A creature stalks the streets of Westgate Town, feasting on the humble lower class citizens. The locals believe the monster to be a werewolf and hire both a famed werewolf hunter and a party of adventurers to seek out and defeat the beast before it strikes again!
This is an investigative adventure in a portion of a large city with a very heavily timeline-based element. The city-based nature will make it hard for a DM to run, like all city games, however the core villain is quite interesting.
In the Baldur’s Gate 2 video game I have memories of walking in to a random house and exclaiming to myself “Holy $%^&! What the $&%^ is this?!” The guys house was full of corpses and skins. Cities are a great place to have an adventure. There are lots and lots of people to interact with with all of the role-playing opportunities that represents. And some of people are going to have secrets. As a DM you have to manage large groups of NPC’s and environments and make them all interesting to the party AND remember where they are and what they do. Then you have to stick an adventure on top of it. A well-run city game is perhaps the hardest type to run but one of the best you’ll ever play in.
This adventure module takes place in a city, or rather, in a section of a city. A great deal of the module describes the various buildings, businesses, NPC’s and homes in that section. A small timeline is then presented. The party is free to do as they wish. In my experience this generally means “make a mess of things.”
Our core villain in this adventure is reaching his breaking point. The woman he has loved from afar is getting married, breaking his heart. The local guild is pressuring him to join … through the use of thugs, thieves and heavies. Then his business evaporates. So far not too bad. Then the statue of a goddess he’s working on starts talking to him, and promising him a solution. He accidentally gets started on a path that leads him to kill and eat people, which will eventually turn him in to a demon. He gets a long backstory, over 1.5 pages, that goes in to his history and motivations. There’s then another two pages that describe his various powers & abilities as the adventure progresses. Essentially, he gets more powerful as he eats people and he’s doing that every night, so the provided charts help greatly in providing his stats, abilities, appearance, and the like. I generally don’t like a long backstory, and I still don’t. The Barrow Mound of Gravemoor had a villain with very personal, and very human, motivations as well, but did it in far fewer words. The story does paint a very good and very personal picture of a defeated man, and that sort of detail is very unusual in a module. Villains tend to be much more cookie-cutter and I much prefer to have them more fully fleshed out. Of course, this has to somehow be communicated to the players to be effective. We don’t want to wander in to the final room only to discover a hidden mastermind we never knew existed. Yes, Lareth, we’re looking at you. The various murders do a decent job of building up the villain, however his motivations remain hidden, probably throughout the adventure, and will almost certainly never be known to the players. Which means a lot of what was written is wasted.
The city section is large with almost 160 buildings, shops, and homes described, along with the various NPC’s that inhabit them. That’s probably 200 people, at least. Each has at least a couple of sentences to describe it, with most having considerable more.

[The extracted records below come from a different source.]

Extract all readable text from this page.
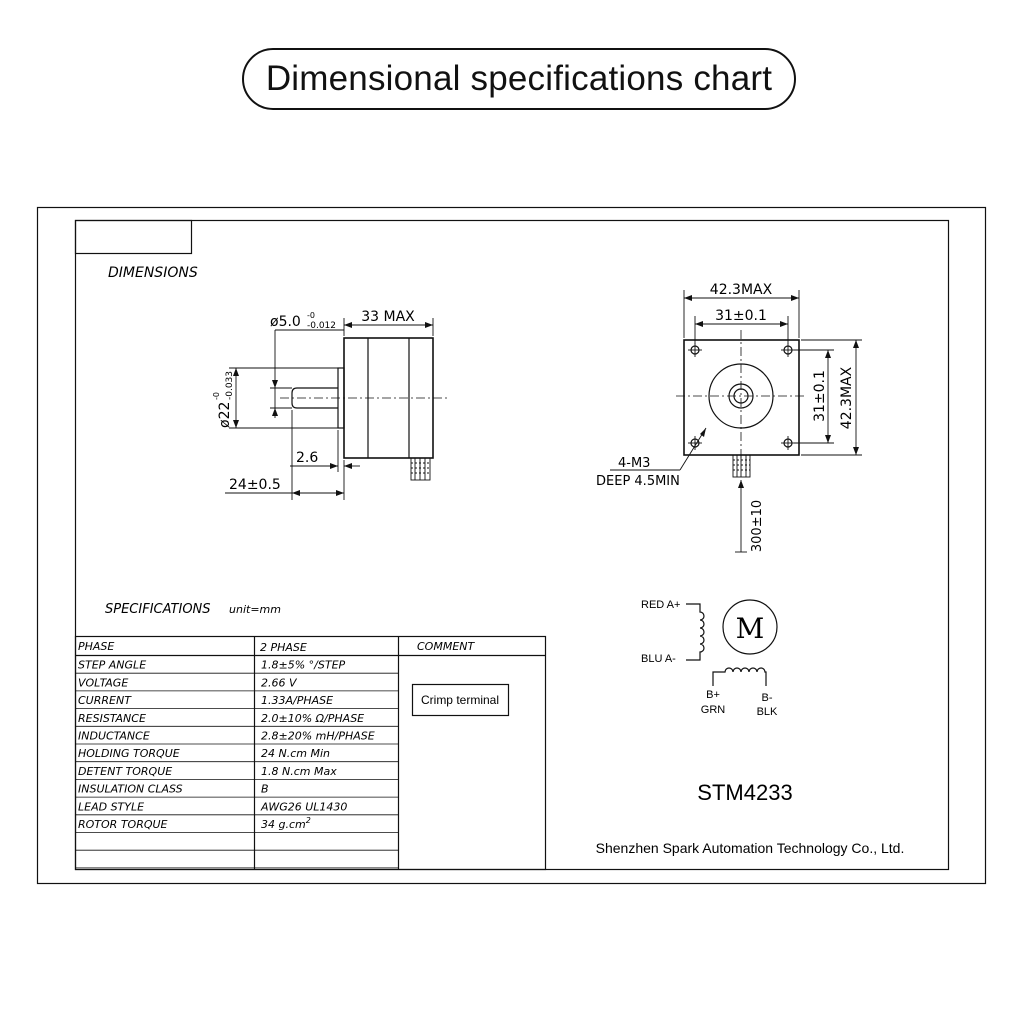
Dimensional specifications chart
DIMENSIONS
33 MAX
ø5.0 -0
-0.012
ø22
-0 -0.033
2.6
24±0.5
42.3MAX
31±0.1
31±0.1 42.3MAX
4-M3
DEEP 4.5MIN
300±10
SPECIFICATIONS unit=mm
PHASE	2 PHASE	COMMENT
STEP ANGLE	1.8±5% °/STEP
VOLTAGE	2.66 V
CURRENT	1.33A/PHASE
RESISTANCE	2.0±10% Ω/PHASE
INDUCTANCE	2.8±20% mH/PHASE
HOLDING TORQUE	24 N.cm Min
DETENT TORQUE	1.8 N.cm Max
INSULATION CLASS	B
LEAD STYLE	AWG26 UL1430
ROTOR TORQUE	34 $g.cm^2$
Crimp terminal
M
RED A+
BLU A-
B+
GRN
B-
BLK
STM4233
Shenzhen Spark Automation Technology Co., Ltd.
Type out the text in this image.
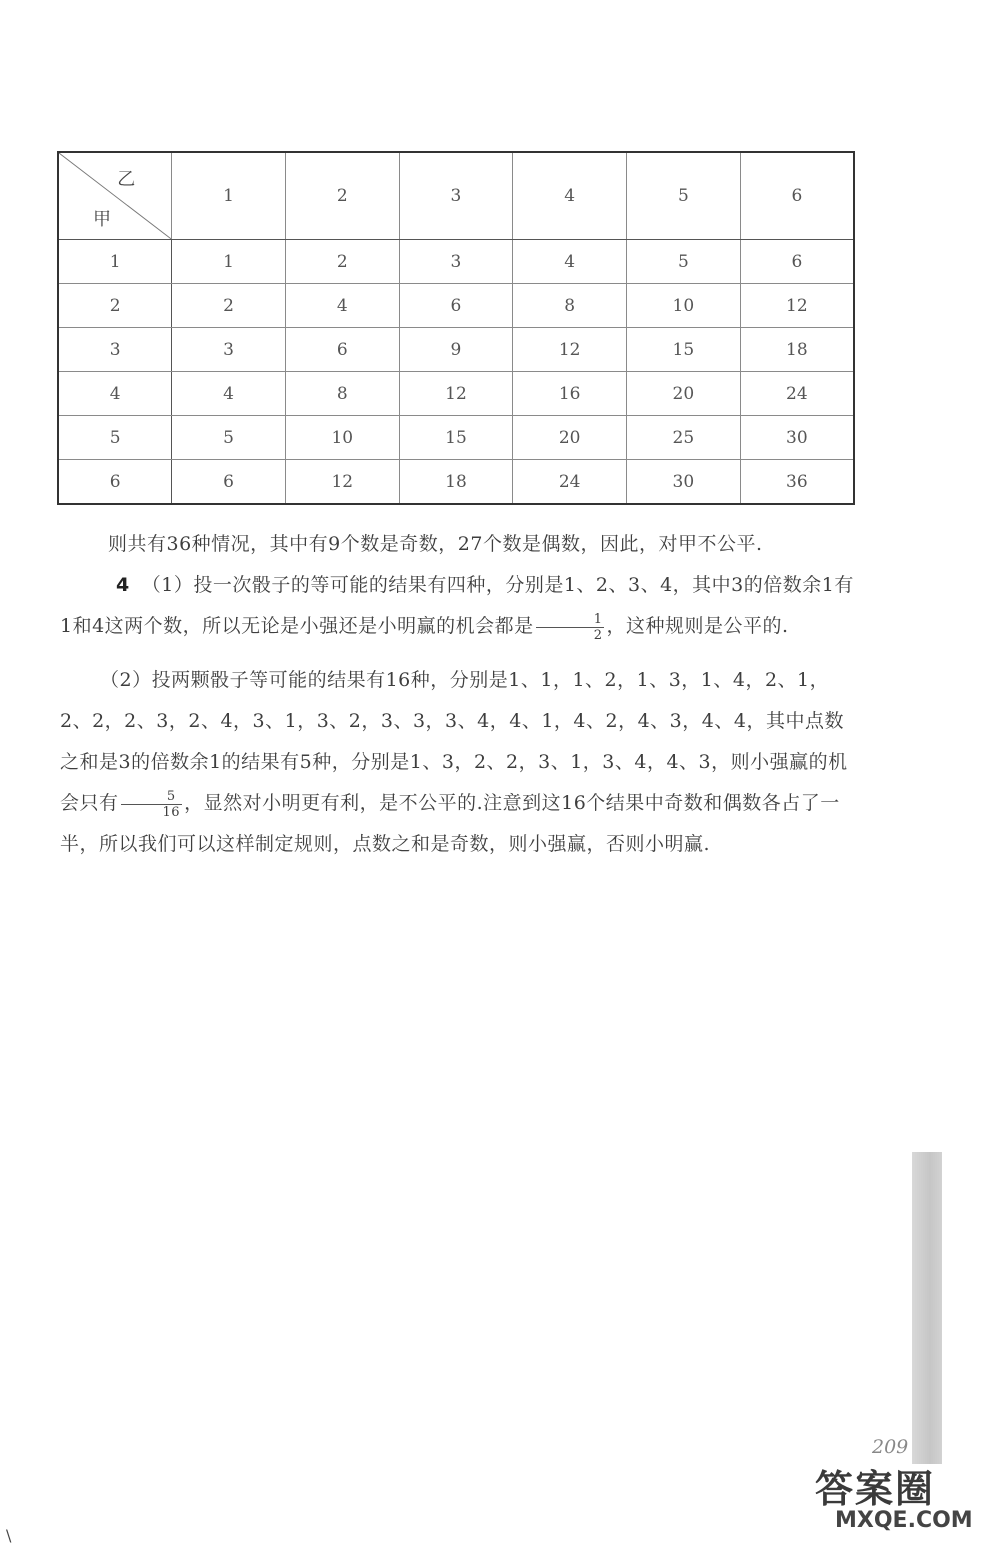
乙
甲	1	2	3	4	5	6
1	1	2	3	4	5	6
2	2	4	6	8	10	12
3	3	6	9	12	15	18
4	4	8	12	16	20	24
5	5	10	15	20	25	30
6	6	12	18	24	30	36

则共有36种情况，其中有9个数是奇数，27个数是偶数，因此，对甲不公平.

4 （1）投一次骰子的等可能的结果有四种，分别是1、2、3、4，其中3的倍数余1有1和4这两个数，所以无论是小强还是小明赢的机会都是 $\frac{1}{2}$ ，这种规则是公平的.

（2）投两颗骰子等可能的结果有16种，分别是1、1，1、2，1、3，1、4，2、1，2、2，2、3，2、4，3、1，3、2，3、3，3、4，4、1，4、2，4、3，4、4，其中点数之和是3的倍数余1的结果有5种，分别是1、3，2、2，3、1，3、4，4、3，则小强赢的机会只有 $\frac{5}{16}$ ，显然对小明更有利，是不公平的.注意到这16个结果中奇数和偶数各占了一半，所以我们可以这样制定规则，点数之和是奇数，则小强赢，否则小明赢.

209
\
答案圈
MXQE.COM
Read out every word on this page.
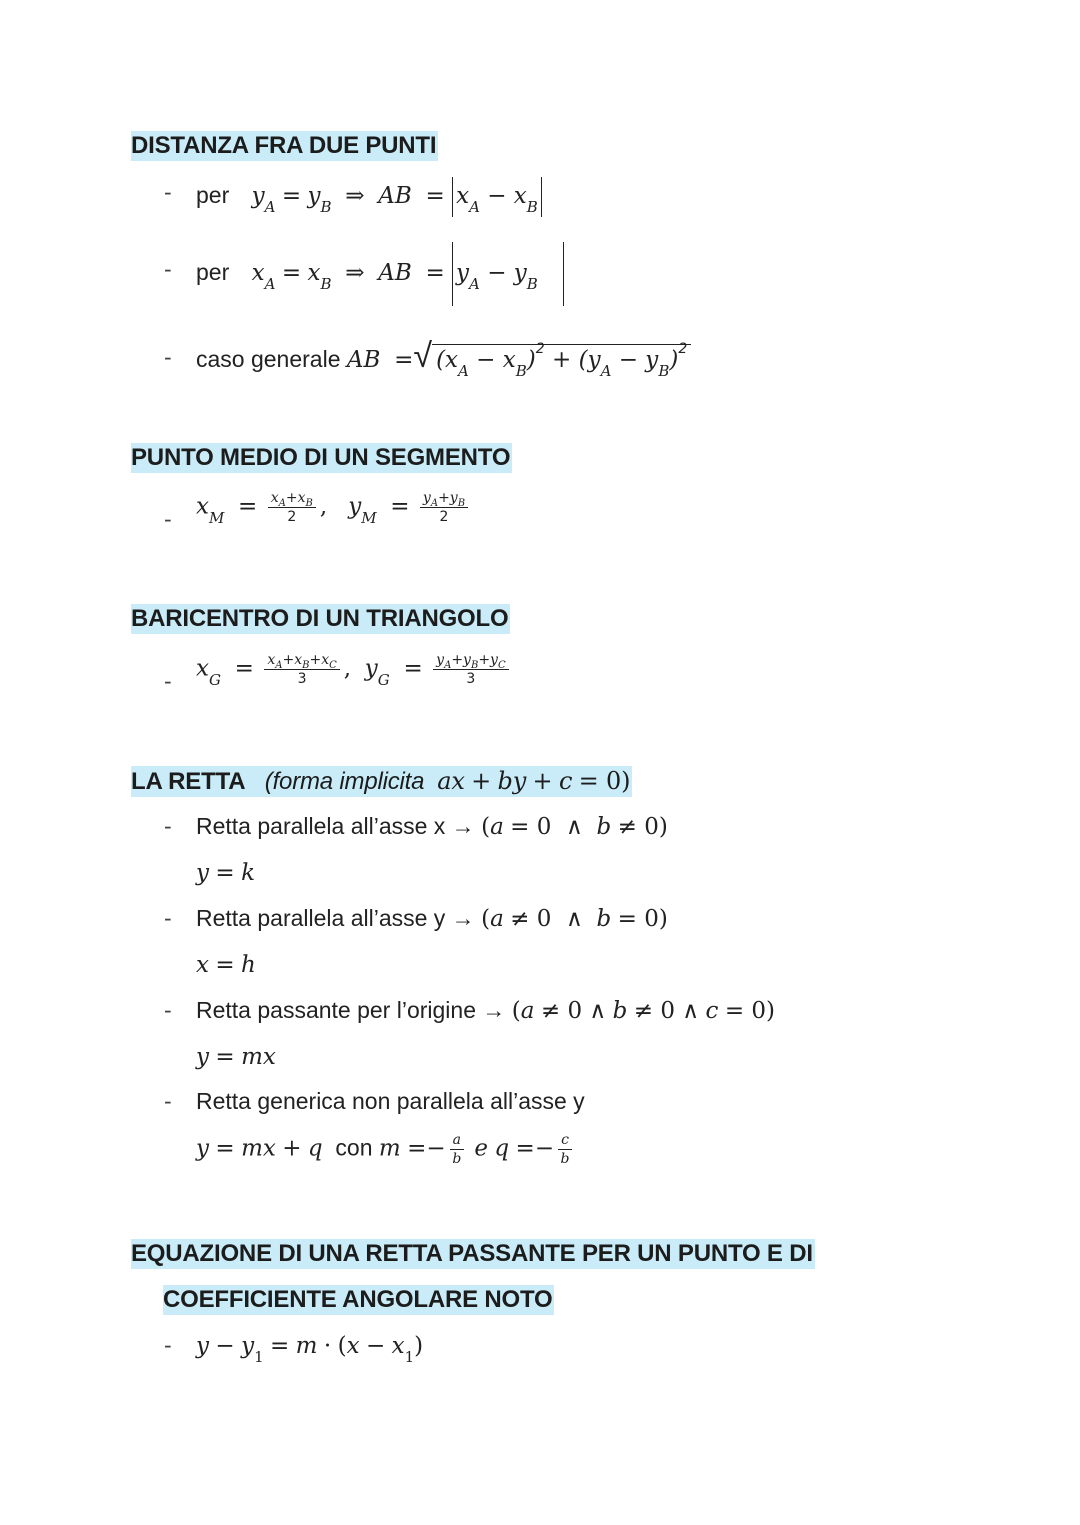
DISTANZA FRA DUE PUNTI
- per $y_A = y_B$  ⇒  AB  = $x_A - x_B$
- per $x_A = x_B$  ⇒  AB  = $y_A - y_B$
- caso generale AB  =√ $(x_A - x_B)^2 + (y_A - y_B)^2$
PUNTO MEDIO DI UN SEGMENTO
- $x_M = \frac{x_A+x_B}{2}$ ,   $y_M = \frac{y_A+y_B}{2}$
BARICENTRO DI UN TRIANGOLO
- $x_G = \frac{x_A+x_B+x_C}{3}$ ,  $y_G = \frac{y_A+y_B+y_C}{3}$
LA RETTA (forma implicita ax + by + c = 0)
- Retta parallela all’asse x → (a = 0  ∧  b ≠ 0)
y = k
- Retta parallela all’asse y → (a ≠ 0  ∧  b = 0)
x = h
- Retta passante per l’origine → (a ≠ 0 ∧ b ≠ 0 ∧ c = 0)
y = mx
- Retta generica non parallela all’asse y
y = mx + q con $m =- \frac{a}{b}$ e $q =- \frac{c}{b}$
EQUAZIONE DI UNA RETTA PASSANTE PER UN PUNTO E DI
COEFFICIENTE ANGOLARE NOTO
- $y - y_1 = m \cdot (x - x_1)$
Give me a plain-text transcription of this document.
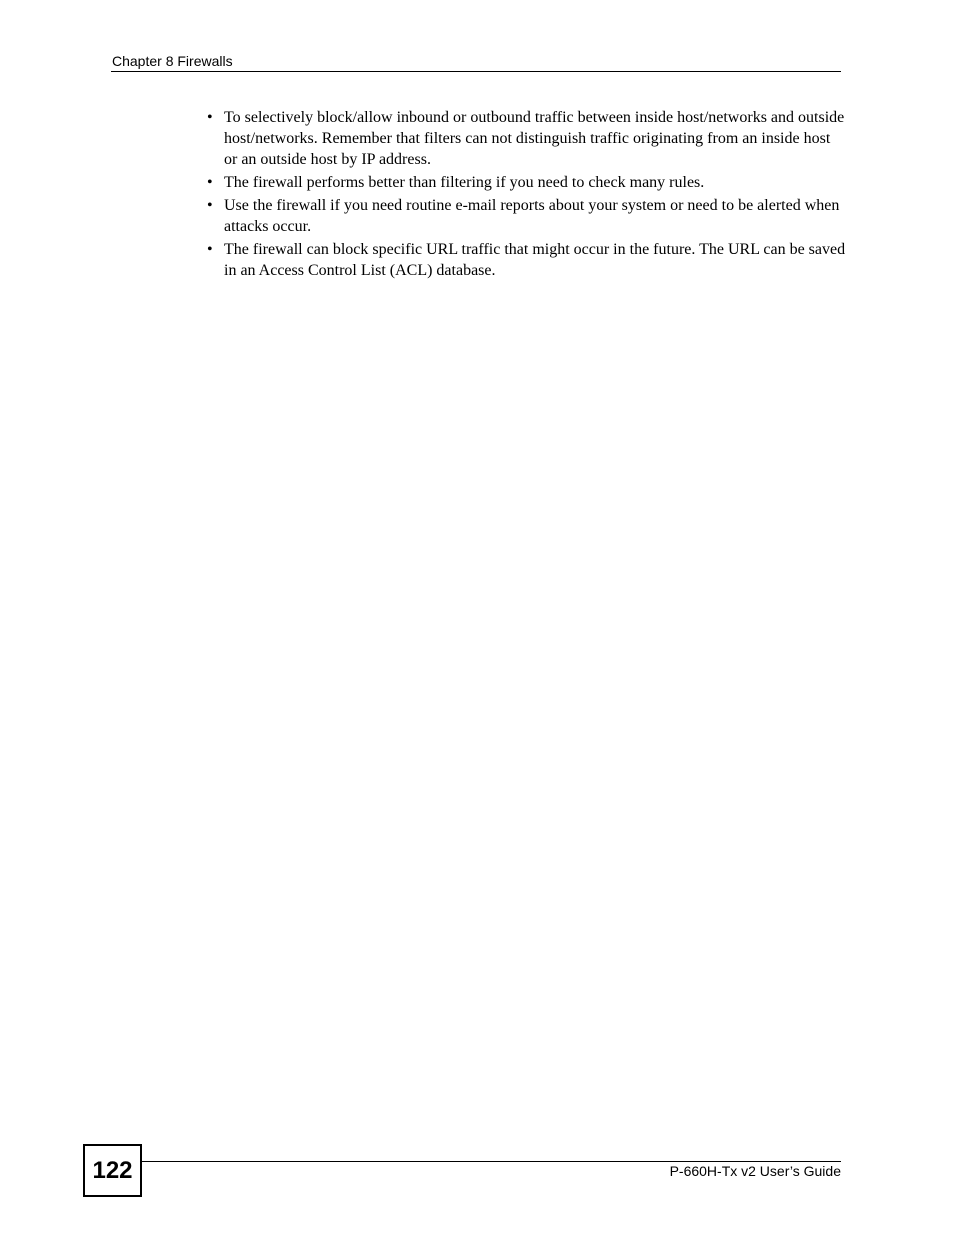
Chapter 8 Firewalls
• To selectively block/allow inbound or outbound traffic between inside host/networks and outside host/networks. Remember that filters can not distinguish traffic originating from an inside host or an outside host by IP address.
• The firewall performs better than filtering if you need to check many rules.
• Use the firewall if you need routine e-mail reports about your system or need to be alerted when attacks occur.
• The firewall can block specific URL traffic that might occur in the future. The URL can be saved in an Access Control List (ACL) database.
122	P-660H-Tx v2 User’s Guide
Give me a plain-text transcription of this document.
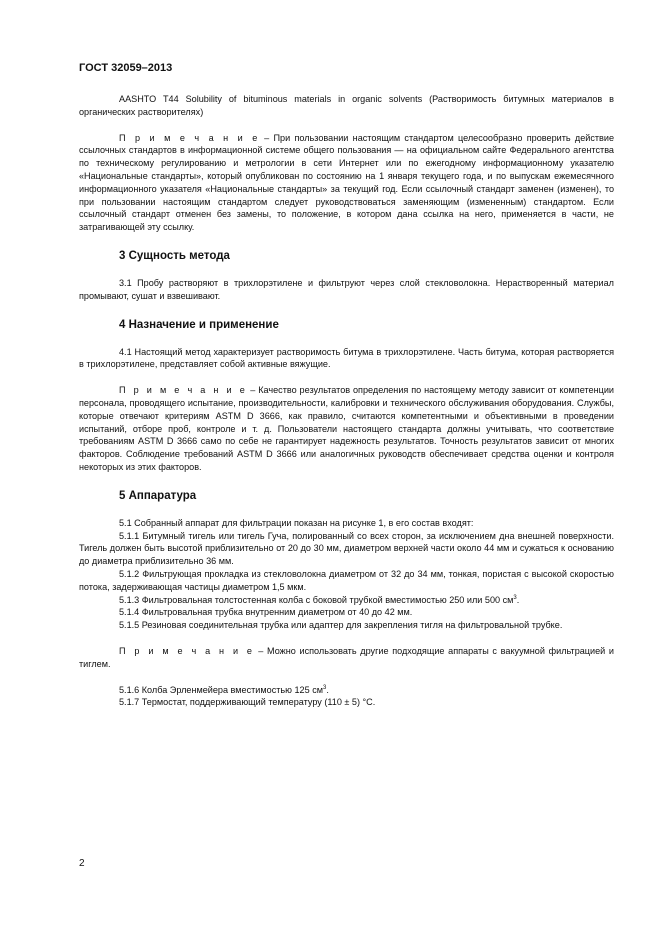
ГОСТ 32059–2013

AASHTO T44 Solubility of bituminous materials in organic solvents (Растворимость битумных материалов в органических растворителях)

П р и м е ч а н и е – При пользовании настоящим стандартом целесообразно проверить действие ссылочных стандартов в информационной системе общего пользования — на официальном сайте Федерального агентства по техническому регулированию и метрологии в сети Интернет или по ежегодному информационному указателю «Национальные стандарты», который опубликован по состоянию на 1 января текущего года, и по выпускам ежемесячного информационного указателя «Национальные стандарты» за текущий год. Если ссылочный стандарт заменен (изменен), то при пользовании настоящим стандартом следует руководствоваться заменяющим (измененным) стандартом. Если ссылочный стандарт отменен без замены, то положение, в котором дана ссылка на него, применяется в части, не затрагивающей эту ссылку.

3 Сущность метода

3.1 Пробу растворяют в трихлорэтилене и фильтруют через слой стекловолокна. Нерастворенный материал промывают, сушат и взвешивают.

4 Назначение и применение

4.1 Настоящий метод характеризует растворимость битума в трихлорэтилене. Часть битума, которая растворяется в трихлорэтилене, представляет собой активные вяжущие.

П р и м е ч а н и е – Качество результатов определения по настоящему методу зависит от компетенции персонала, проводящего испытание, производительности, калибровки и технического обслуживания оборудования. Службы, которые отвечают критериям ASTM D 3666, как правило, считаются компетентными и объективными в проведении испытаний, отборе проб, контроле и т. д. Пользователи настоящего стандарта должны учитывать, что соответствие требованиям ASTM D 3666 само по себе не гарантирует надежность результатов. Точность результатов зависит от многих факторов. Соблюдение требований ASTM D 3666 или аналогичных руководств обеспечивает средства оценки и контроля некоторых из этих факторов.

5 Аппаратура

5.1 Собранный аппарат для фильтрации показан на рисунке 1, в его состав входят:

5.1.1 Битумный тигель или тигель Гуча, полированный со всех сторон, за исключением дна внешней поверхности. Тигель должен быть высотой приблизительно от 20 до 30 мм, диаметром верхней части около 44 мм и сужаться к основанию до диаметра приблизительно 36 мм.

5.1.2 Фильтрующая прокладка из стекловолокна диаметром от 32 до 34 мм, тонкая, пористая с высокой скоростью потока, задерживающая частицы диаметром 1,5 мкм.

5.1.3 Фильтровальная толстостенная колба с боковой трубкой вместимостью 250 или 500 $см^3$.

5.1.4 Фильтровальная трубка внутренним диаметром от 40 до 42 мм.

5.1.5 Резиновая соединительная трубка или адаптер для закрепления тигля на фильтровальной трубке.

П р и м е ч а н и е – Можно использовать другие подходящие аппараты с вакуумной фильтрацией и тиглем.

5.1.6 Колба Эрленмейера вместимостью 125 $см^3$.

5.1.7 Термостат, поддерживающий температуру (110 ± 5) °С.

2
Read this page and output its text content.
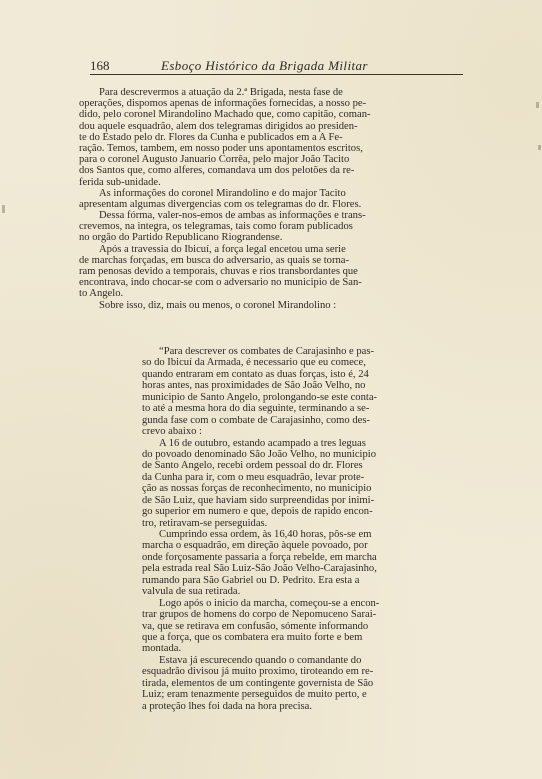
168	Esboço Histórico da Brigada Militar
Para descrevermos a atuação da 2.ª Brigada, nesta fase de
operações, dispomos apenas de informações fornecidas, a nosso pe-
dido, pelo coronel Mirandolino Machado que, como capitão, coman-
dou aquele esquadrão, alem dos telegramas dirigidos ao presiden-
te do Estado pelo dr. Flores da Cunha e publicados em a A Fe-
ração. Temos, tambem, em nosso poder uns apontamentos escritos,
para o coronel Augusto Januario Corrêa, pelo major João Tacito
dos Santos que, como alferes, comandava um dos pelotões da re-
ferida sub-unidade.
As informações do coronel Mirandolino e do major Tacito
apresentam algumas divergencias com os telegramas do dr. Flores.
Dessa fórma, valer-nos-emos de ambas as informações e trans-
crevemos, na integra, os telegramas, tais como foram publicados
no orgão do Partido Republicano Riograndense.
Após a travessia do Ibicuí, a força legal encetou uma serie
de marchas forçadas, em busca do adversario, as quais se torna-
ram penosas devido a temporais, chuvas e rios transbordantes que
encontrava, indo chocar-se com o adversario no municipio de San-
to Angelo.
Sobre isso, diz, mais ou menos, o coronel Mirandolino :
“Para descrever os combates de Carajasinho e pas-
so do Ibicuí da Armada, é necessario que eu comece,
quando entraram em contato as duas forças, isto é, 24
horas antes, nas proximidades de São João Velho, no
municipio de Santo Angelo, prolongando-se este conta-
to até a mesma hora do dia seguinte, terminando a se-
gunda fase com o combate de Carajasinho, como des-
crevo abaixo :
A 16 de outubro, estando acampado a tres leguas
do povoado denominado São João Velho, no municipio
de Santo Angelo, recebi ordem pessoal do dr. Flores
da Cunha para ir, com o meu esquadrão, levar prote-
ção as nossas forças de reconhecimento, no municipio
de São Luiz, que haviam sido surpreendidas por inimi-
go superior em numero e que, depois de rapido encon-
tro, retiravam-se perseguidas.
Cumprindo essa ordem, às 16,40 horas, pôs-se em
marcha o esquadrão, em direção àquele povoado, por
onde forçosamente passaria a força rebelde, em marcha
pela estrada real São Luiz-São João Velho-Carajasinho,
rumando para São Gabriel ou D. Pedrito. Era esta a
valvula de sua retirada.
Logo após o inicio da marcha, começou-se a encon-
trar grupos de homens do corpo de Nepomuceno Sarai-
va, que se retirava em confusão, sómente informando
que a força, que os combatera era muito forte e bem
montada.
Estava já escurecendo quando o comandante do
esquadrão divisou já muito proximo, tiroteando em re-
tirada, elementos de um contingente governista de São
Luiz; eram tenazmente perseguidos de muito perto, e
a proteção lhes foi dada na hora precisa.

Some are weird, a couple have a decent personality a DM can work with, however most are just plain craftsmen and merchants. I like my NPC’s to have strong personalities and other elements associated with them. I find this helps run a much more successful city based adventure. There is A LOT going on, and the DM probably will need to take some time and mark up his map to help run the adventure more smoothly.
The timeline takes place over 3.5 pages. Essentially it details what should happen each day and each evening until the villain goes completely nuts, and then details what he tries to do. This is the section I have the most problem with since it contains lots of phrasings stating that the villain should get away. Combined with a villain that has several shapeshifting and movement powers, it’s going to be very hard for a party to tie him down prior to the completion of his transformation, at which point he just plane shifts away. What we’re left with is an adventure in which the party goes through the motions of doing something, only to have their efforts prove meaningless. This type of adventure is very hard to write because of that very issue. There is generally a Right Way to solve the mystery, and the party can either become frustrated if they don’t catch on, or stumble upon the solution quickly. It’s been my experience that players generally fall in to the former category. Pacing is crucial here, as the module correctly points out, but there’s a lot of room for a busted adventure, and not in a good way.